Reconnu sur le tard comme un génie de la peinture du xxe siècle, ou plutôt de « l'au-delà de la peinture » selon ses propres termes, Ernst (1891-1976) était, dans les années 1920-1930, un immigré clandestin survivant à Paris de minces emplois et de rares ventes de tableaux. Interné en 1939 comme « ressortissant de l'Empire allemand » par les autorités françaises, il ne reçut de permis de séjour qu'au moment d'échapper à la Gestapo et de gagner les États-Unis! Pourtant, s'il avait fui l'Allemagne, c'était à cause de « la grande saloperie », la guerre et la vie militaire subies jusqu'à la lie, sa famille comme sa ville (Cologne) gluantes de catholicisme et, de l'autre côté des frontières, l'appel de Dada d'abord puis du surréalisme. En 1919, il mettait au point sa méthode du collage; en 1925 celle du frottage; en 1931, celle des coulures interprétées; en 1934, celle de la sculpture en taille directe, etc.
Dernier de ses trois « romans-collages » (La Femme 100 têtes, 1929; Rêve d'une petite fille qui voulut entrer au Carmel, 1930), Une semaine de bonté (1934) est le plus volumineux, le plus offensif et le plus dérangeant. On le constatera au musée d'Orsay (jusqu'au 13 septembre) comme sur les excellentes reproductions du catalogue, Ernst s'est effacé derrière une technique ébouriffante d'invisibilité, sans trace de colle ni de ciseaux, pour finir de liquider « la légende du pouvoir créateur de l'artiste » et rendre l'art à tous. On verra surtout que « la plus noble conquête du collage », comme il a dit, « c'est l'irrationnel », comme dans L'Âge d'or de Buñuel, où le peintre jouait un capitaine de brigands. Mais cela ne suffit pas à résumer son « roman », contre-pied de la Genèse qui renverse le récit biblique de la création en la faisant partir de l'enfer contemporain le plus proche, un dimanche, pour dessiner, le samedi suivant, tout un avenir d'émancipation.

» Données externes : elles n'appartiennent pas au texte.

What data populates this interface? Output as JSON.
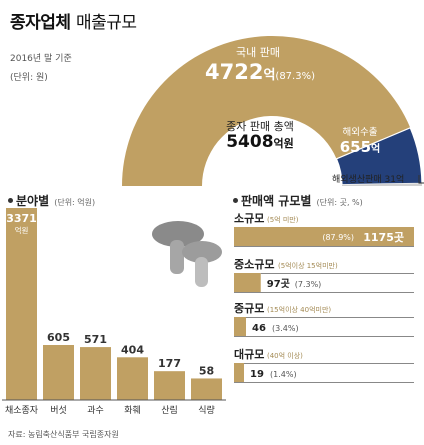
{
  "title": "종자업체",
  "title_sub": "매출규모",
  "basis": "2016년 말 기준",
  "unit_main": "(단위: 원)",
  "gauge": {
    "domestic_label": "국내 판매",
    "domestic_value": "4722",
    "domestic_unit": "억",
    "domestic_pct": "(87.3%)",
    "total_label": "종자 판매 총액",
    "total_value": "5408",
    "total_unit": "억원",
    "export_label": "해외수출",
    "export_value": "655",
    "export_unit": "억",
    "overseas_label": "해외생산판매 31억"
  },
  "by_field": {
    "title": "분야별",
    "unit": "(단위: 억원)",
    "unit_label": "억원"
  },
  "by_size": {
    "title": "판매액 규모별",
    "unit": "(단위: 곳, %)",
    "items": [
      {
        "name": "소규모",
        "range": "(5억 미만)",
        "count": "1175곳",
        "pct": "(87.9%)"
      },
      {
        "name": "중소규모",
        "range": "(5억이상 15억미만)",
        "count": "97곳",
        "pct": "(7.3%)"
      },
      {
        "name": "중규모",
        "range": "(15억이상 40억미만)",
        "count": "46",
        "pct": "(3.4%)"
      },
      {
        "name": "대규모",
        "range": "(40억 이상)",
        "count": "19",
        "pct": "(1.4%)"
      }
    ]
  },
  "source": "자료: 농림축산식품부 국립종자원",
  "colors": {
    "gold": "#c0a063",
    "gold_dark": "#a8874a",
    "navy": "#24407a",
    "grey": "#d9d9d9"
  },
  "chart_data": [
    {
      "type": "pie",
      "title": "",
      "slices": [
        {
          "label": "국내 판매",
          "value": 4722,
          "pct": 87.3
        },
        {
          "label": "해외수출",
          "value": 655
        },
        {
          "label": "해외생산판매",
          "value": 31
        }
      ],
      "total": 5408
    },
    {
      "type": "bar",
      "title": "분야별",
      "categories": [
        "채소종자",
        "버섯",
        "과수",
        "화훼",
        "산림",
        "식량"
      ],
      "values": [
        3371,
        605,
        571,
        404,
        177,
        58
      ]
    },
    {
      "type": "bar",
      "title": "판매액 규모별",
      "categories": [
        "소규모",
        "중소규모",
        "중규모",
        "대규모"
      ],
      "values": [
        1175,
        97,
        46,
        19
      ],
      "percent": [
        87.9,
        7.3,
        3.4,
        1.4
      ]
    }
  ]
}
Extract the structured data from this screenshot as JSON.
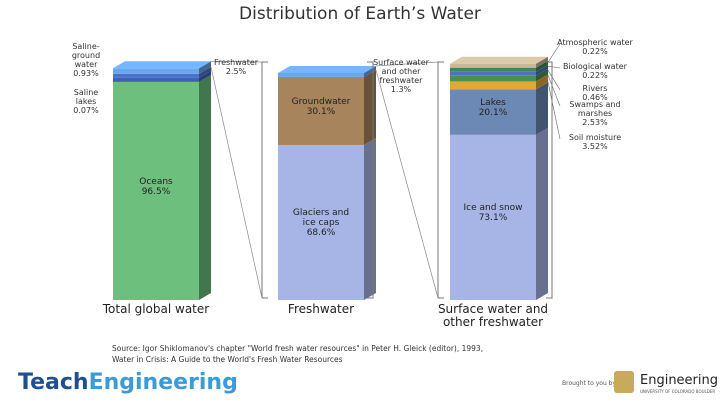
{
  "chart_data": {
    "type": "stacked_bar",
    "title": "Distribution of Earth’s Water",
    "bars": [
      {
        "name": "Total global water",
        "segments": [
          {
            "name": "Oceans",
            "value": 96.5,
            "value_label": "96.5%",
            "color": "#6cbf7c",
            "label_pos": "inside"
          },
          {
            "name": "Saline lakes",
            "value": 0.07,
            "value_label": "0.07%",
            "color": "#3a62b8",
            "label_pos": "left"
          },
          {
            "name": "Saline-ground water",
            "value": 0.93,
            "value_label": "0.93%",
            "color": "#4a72c8",
            "label_pos": "left"
          },
          {
            "name": "Freshwater",
            "value": 2.5,
            "value_label": "2.5%",
            "color": "#6aa6ec",
            "label_pos": "right"
          }
        ]
      },
      {
        "name": "Freshwater",
        "segments": [
          {
            "name": "Glaciers and ice caps",
            "value": 68.6,
            "value_label": "68.6%",
            "color": "#a6b5e6",
            "label_pos": "inside"
          },
          {
            "name": "Groundwater",
            "value": 30.1,
            "value_label": "30.1%",
            "color": "#a8845c",
            "label_pos": "inside"
          },
          {
            "name": "Surface water and other freshwater",
            "value": 1.3,
            "value_label": "1.3%",
            "color": "#6aa6ec",
            "label_pos": "right"
          }
        ]
      },
      {
        "name": "Surface water and other freshwater",
        "segments": [
          {
            "name": "Ice and snow",
            "value": 73.1,
            "value_label": "73.1%",
            "color": "#a6b5e6",
            "label_pos": "inside"
          },
          {
            "name": "Lakes",
            "value": 20.1,
            "value_label": "20.1%",
            "color": "#6c88b4",
            "label_pos": "inside"
          },
          {
            "name": "Soil moisture",
            "value": 3.52,
            "value_label": "3.52%",
            "color": "#e2a832",
            "label_pos": "right"
          },
          {
            "name": "Swamps and marshes",
            "value": 2.53,
            "value_label": "2.53%",
            "color": "#4c8e52",
            "label_pos": "right"
          },
          {
            "name": "Rivers",
            "value": 0.46,
            "value_label": "0.46%",
            "color": "#4a72c8",
            "label_pos": "right"
          },
          {
            "name": "Biological water",
            "value": 0.22,
            "value_label": "0.22%",
            "color": "#3f8a52",
            "label_pos": "right"
          },
          {
            "name": "Atmospheric water",
            "value": 0.22,
            "value_label": "0.22%",
            "color": "#c8b89a",
            "label_pos": "right"
          }
        ]
      }
    ],
    "source": "Source: Igor Shiklomanov's chapter \"World fresh water resources\" in Peter H. Gleick (editor), 1993, Water in Crisis: A Guide to the World's Fresh Water Resources"
  },
  "footer": {
    "logo_left": "Teach",
    "logo_right": "Engineering",
    "brought": "Brought to you by",
    "partner": "Engineering",
    "partner_sub": "UNIVERSITY OF COLORADO BOULDER"
  }
}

Les vieilles gravures du xixe siècle corrigées par Ernst figurent d'abord un monde suranné et mortifère à dénoncer et à transformer, mais parfois aussi des événements (ignorés par le catalogue) qui l'avaient frappé: exécution publique devant la prison de la Santé, démolition de vieux immeubles parisiens, allusions au « jeudi noir » de 1929 et plus largement aux « résistibles ascensions » fasciste et nazie. Néanmoins, rappelait Ernst en 1935, s'imposer un sujet, « fût-il le plus subversif, le plus exaltant et le traiter d'une manière académique, ce sera contribuer à une œuvre de faible portée révolutionnaire… Le contenu idéologique – manifeste ou latent – ne saurait dépendre de la volonté consciente du peintre ». D'où la réussite de ces collages, dont l'intérêt rétrospectif ou historique n'éclipse en rien la portée actuelle, puisqu'ils traitent de mythes sociaux ou familiaux toujours vivaces et oppressants, si longtemps après les « années noires ».